論 考

電話が怖い!

筆者 奥井禮喜(おくい・れいき)

 会社社会で、若い人たちが、電話が怖いという。この話題が、わたしは気になる。

 電話も仕事の一部だ。まだベテランではない。仕事に不慣れで悩むというのはすんなりわかるが、とくに電話が問題視されているのはなぜだろうか。

 自分の経験を振り返る。工場勤務の新米当時、ご指名で電話がかかってくると身構えた。未熟な図面描きだものだから、しばしば間違いを起こす。少し話して、図面を持って現場へ飛び出す。「また、お前か」みたいな調子で、やがて、失敗した場合の謝り方が早いみたいな妙な信用を得た。

 それ以外は、たいがいは仲間からの電話であるから、むしろ電話がくるのが嬉しい。まあ、こんなのは例外で論外だろう。

 問題になるのは外部からの電話だろう。新入りが電話をとるケースが多い。相手が、どんな人か、顔も知らないし、クレームもある。そうでなくても未知の話、込み入った話が少なくないから、身構えてしまう。相手次第、内容次第で柔軟に応答できるベテランには程遠い。

 しかし、自分の担当でなかったり、知らない話であれば、先輩か上司に回せばよい(回さなくはいけない)のだから、その手のことは心配しなくてよい。ひょっとして、そちらと話すのがもっと嫌だということなんだろうか?

 わたしは、これもまた全体のコミュニケーションと無関係ではないと思う。21世紀に入ったころからコミュニケーションの劣化が目立つ。会社へきてから帰るまで同僚とまったく口をきかない人がいるという話を聞くようになった。そうでない人でも、コミュニケーションしなくても仕事ができる。むしろ一人のほうがよいという。

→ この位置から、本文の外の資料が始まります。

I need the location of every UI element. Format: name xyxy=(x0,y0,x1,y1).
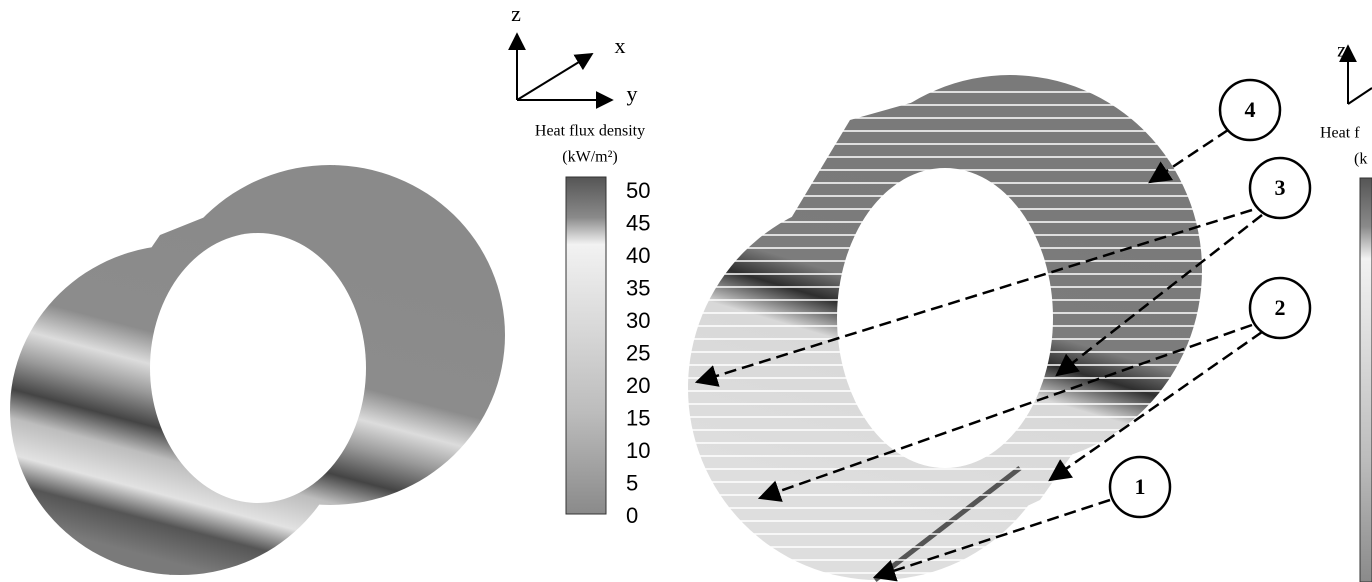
colorbar-unit: (kW/m²) xyxy=(562,149,617,166)
cropped-triad xyxy=(1348,46,1372,104)
callout-label: 4 xyxy=(1245,97,1256,122)
colorbar-tick-label: 25 xyxy=(626,340,650,365)
colorbar xyxy=(1360,178,1372,582)
colorbar-unit: (k xyxy=(1354,151,1367,168)
colorbar-tick-label: 10 xyxy=(626,438,650,463)
colorbar-tick-label: 40 xyxy=(626,243,650,268)
colorbar-title: Heat f xyxy=(1320,125,1360,142)
colorbar xyxy=(566,177,606,514)
colorbar-tick-label: 5 xyxy=(626,470,638,495)
colorbar-tick-label: 45 xyxy=(626,210,650,235)
axis-label: y xyxy=(627,81,638,106)
colorbar-tick-label: 35 xyxy=(626,275,650,300)
axis-label: x xyxy=(615,33,626,58)
colorbar-tick-label: 50 xyxy=(626,178,650,203)
axis-label: z xyxy=(511,1,521,26)
colorbar-tick-label: 15 xyxy=(626,405,650,430)
callout-label: 3 xyxy=(1275,175,1286,200)
colorbar-title: Heat flux density xyxy=(535,123,645,140)
callout-label: 2 xyxy=(1275,295,1286,320)
left-cylinder xyxy=(10,165,505,575)
callout-label: 1 xyxy=(1135,474,1146,499)
figure: z x y Heat flux density (kW/m²) 50454035… xyxy=(0,0,1372,582)
axis-triad xyxy=(517,34,612,100)
colorbar-tick-label: 0 xyxy=(626,503,638,528)
colorbar-tick-label: 30 xyxy=(626,308,650,333)
axis-label: z xyxy=(1337,40,1346,62)
colorbar-tick-label: 20 xyxy=(626,373,650,398)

 先端をいく大企業の人事部長が、「わが社の技術者は優秀だが、他者に対する発信力が非常に弱い。これでは全体のレベル向上につながらない」と危機感を表明されたこともある。

 会議を開いても、上司(主催者)以外は黙って聞くだけである。しかし、聞くべきことや言うべきことが全然ないのではない。あとからぶつぶつ言う。

 それから四半世紀過ぎたが、職場のコミュニケーションがよいという話を聞くことはほとんどない。

 コミュニケーションがよくない職場の雰囲気において、若者が外部からの電話を取る。自分が電話の相手にどう思われるかはもちろん、やり取りを聞いている(であろう)周辺の視線ならぬ聴線も十分に気がかりだ。

 隙あらば足を引っ張るとか、油断すると穴に落とす、というような類の職場の雰囲気であれば、たかが電話一本でも怖いという心地になるだろう。

 さらに背景を考えると、幼稚園から大学までお受験時代の卒業生だ。「協力する」という概念よりも「競争する」という概念のほうが染みついているから、「うまくやらねばならない」という自縄自縛に陥っているのではないか。